The Prado was originally built by Juan de Villanueva for Charles III, as a natural history museum. Later, Napoleon's brother Joseph decided it should be an art museum, and by the time it opened in 1819, under Fernando VII, it housed the royal art collection. There is co doubt that the Prado is one of the world's finest museums, holding more than 9,000 works of art by, among other Velazquez, Goya, El Greco, Raphael, Titian, Botticelli, Caravaggio, Veronese, Fra Angelico, Bosch, Rubens, Durer, Rembrandt and the Brueghels.

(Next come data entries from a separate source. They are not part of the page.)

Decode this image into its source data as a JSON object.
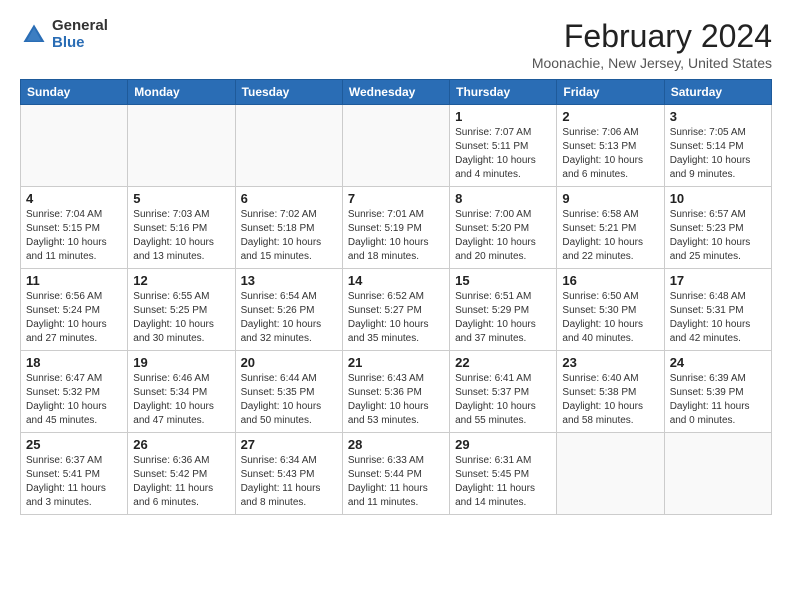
{
  "logo": {
    "general": "General",
    "blue": "Blue"
  },
  "title": "February 2024",
  "location": "Moonachie, New Jersey, United States",
  "weekdays": [
    "Sunday",
    "Monday",
    "Tuesday",
    "Wednesday",
    "Thursday",
    "Friday",
    "Saturday"
  ],
  "weeks": [
    [
      {
        "day": "",
        "info": ""
      },
      {
        "day": "",
        "info": ""
      },
      {
        "day": "",
        "info": ""
      },
      {
        "day": "",
        "info": ""
      },
      {
        "day": "1",
        "info": "Sunrise: 7:07 AM\nSunset: 5:11 PM\nDaylight: 10 hours\nand 4 minutes."
      },
      {
        "day": "2",
        "info": "Sunrise: 7:06 AM\nSunset: 5:13 PM\nDaylight: 10 hours\nand 6 minutes."
      },
      {
        "day": "3",
        "info": "Sunrise: 7:05 AM\nSunset: 5:14 PM\nDaylight: 10 hours\nand 9 minutes."
      }
    ],
    [
      {
        "day": "4",
        "info": "Sunrise: 7:04 AM\nSunset: 5:15 PM\nDaylight: 10 hours\nand 11 minutes."
      },
      {
        "day": "5",
        "info": "Sunrise: 7:03 AM\nSunset: 5:16 PM\nDaylight: 10 hours\nand 13 minutes."
      },
      {
        "day": "6",
        "info": "Sunrise: 7:02 AM\nSunset: 5:18 PM\nDaylight: 10 hours\nand 15 minutes."
      },
      {
        "day": "7",
        "info": "Sunrise: 7:01 AM\nSunset: 5:19 PM\nDaylight: 10 hours\nand 18 minutes."
      },
      {
        "day": "8",
        "info": "Sunrise: 7:00 AM\nSunset: 5:20 PM\nDaylight: 10 hours\nand 20 minutes."
      },
      {
        "day": "9",
        "info": "Sunrise: 6:58 AM\nSunset: 5:21 PM\nDaylight: 10 hours\nand 22 minutes."
      },
      {
        "day": "10",
        "info": "Sunrise: 6:57 AM\nSunset: 5:23 PM\nDaylight: 10 hours\nand 25 minutes."
      }
    ],
    [
      {
        "day": "11",
        "info": "Sunrise: 6:56 AM\nSunset: 5:24 PM\nDaylight: 10 hours\nand 27 minutes."
      },
      {
        "day": "12",
        "info": "Sunrise: 6:55 AM\nSunset: 5:25 PM\nDaylight: 10 hours\nand 30 minutes."
      },
      {
        "day": "13",
        "info": "Sunrise: 6:54 AM\nSunset: 5:26 PM\nDaylight: 10 hours\nand 32 minutes."
      },
      {
        "day": "14",
        "info": "Sunrise: 6:52 AM\nSunset: 5:27 PM\nDaylight: 10 hours\nand 35 minutes."
      },
      {
        "day": "15",
        "info": "Sunrise: 6:51 AM\nSunset: 5:29 PM\nDaylight: 10 hours\nand 37 minutes."
      },
      {
        "day": "16",
        "info": "Sunrise: 6:50 AM\nSunset: 5:30 PM\nDaylight: 10 hours\nand 40 minutes."
      },
      {
        "day": "17",
        "info": "Sunrise: 6:48 AM\nSunset: 5:31 PM\nDaylight: 10 hours\nand 42 minutes."
      }
    ],
    [
      {
        "day": "18",
        "info": "Sunrise: 6:47 AM\nSunset: 5:32 PM\nDaylight: 10 hours\nand 45 minutes."
      },
      {
        "day": "19",
        "info": "Sunrise: 6:46 AM\nSunset: 5:34 PM\nDaylight: 10 hours\nand 47 minutes."
      },
      {
        "day": "20",
        "info": "Sunrise: 6:44 AM\nSunset: 5:35 PM\nDaylight: 10 hours\nand 50 minutes."
      },
      {
        "day": "21",
        "info": "Sunrise: 6:43 AM\nSunset: 5:36 PM\nDaylight: 10 hours\nand 53 minutes."
      },
      {
        "day": "22",
        "info": "Sunrise: 6:41 AM\nSunset: 5:37 PM\nDaylight: 10 hours\nand 55 minutes."
      },
      {
        "day": "23",
        "info": "Sunrise: 6:40 AM\nSunset: 5:38 PM\nDaylight: 10 hours\nand 58 minutes."
      },
      {
        "day": "24",
        "info": "Sunrise: 6:39 AM\nSunset: 5:39 PM\nDaylight: 11 hours\nand 0 minutes."
      }
    ],
    [
      {
        "day": "25",
        "info": "Sunrise: 6:37 AM\nSunset: 5:41 PM\nDaylight: 11 hours\nand 3 minutes."
      },
      {
        "day": "26",
        "info": "Sunrise: 6:36 AM\nSunset: 5:42 PM\nDaylight: 11 hours\nand 6 minutes."
      },
      {
        "day": "27",
        "info": "Sunrise: 6:34 AM\nSunset: 5:43 PM\nDaylight: 11 hours\nand 8 minutes."
      },
      {
        "day": "28",
        "info": "Sunrise: 6:33 AM\nSunset: 5:44 PM\nDaylight: 11 hours\nand 11 minutes."
      },
      {
        "day": "29",
        "info": "Sunrise: 6:31 AM\nSunset: 5:45 PM\nDaylight: 11 hours\nand 14 minutes."
      },
      {
        "day": "",
        "info": ""
      },
      {
        "day": "",
        "info": ""
      }
    ]
  ]
}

Queen Isabella began the royal collection in the sixteenth century, and this was added to by her successors until the nineteenth century. The Prado displays s0me 1,500 works of art, mainly paintings, at any one time. Some of these are on permanent display and the rest are shown on a rotation system. Try to see both the Goya and the Velazquez collections. The museum has had some major renovations in the last few years, the most recent being an underground link joining the main building to the Jeronimos building and the refurbishment of the Cason del Buen Retiro, with its collection of nineteenth-century Spanish art. Nearby are the Museo Reina Sofia, which has twentieth-century art, the Palacio de Villahermosa, which houses the Thyssen-Bornemisza Musuem and the Museo Arqueologico, which has the Egyptian, Mesopotamian, Greek and Roman collections that used to be in the Prado.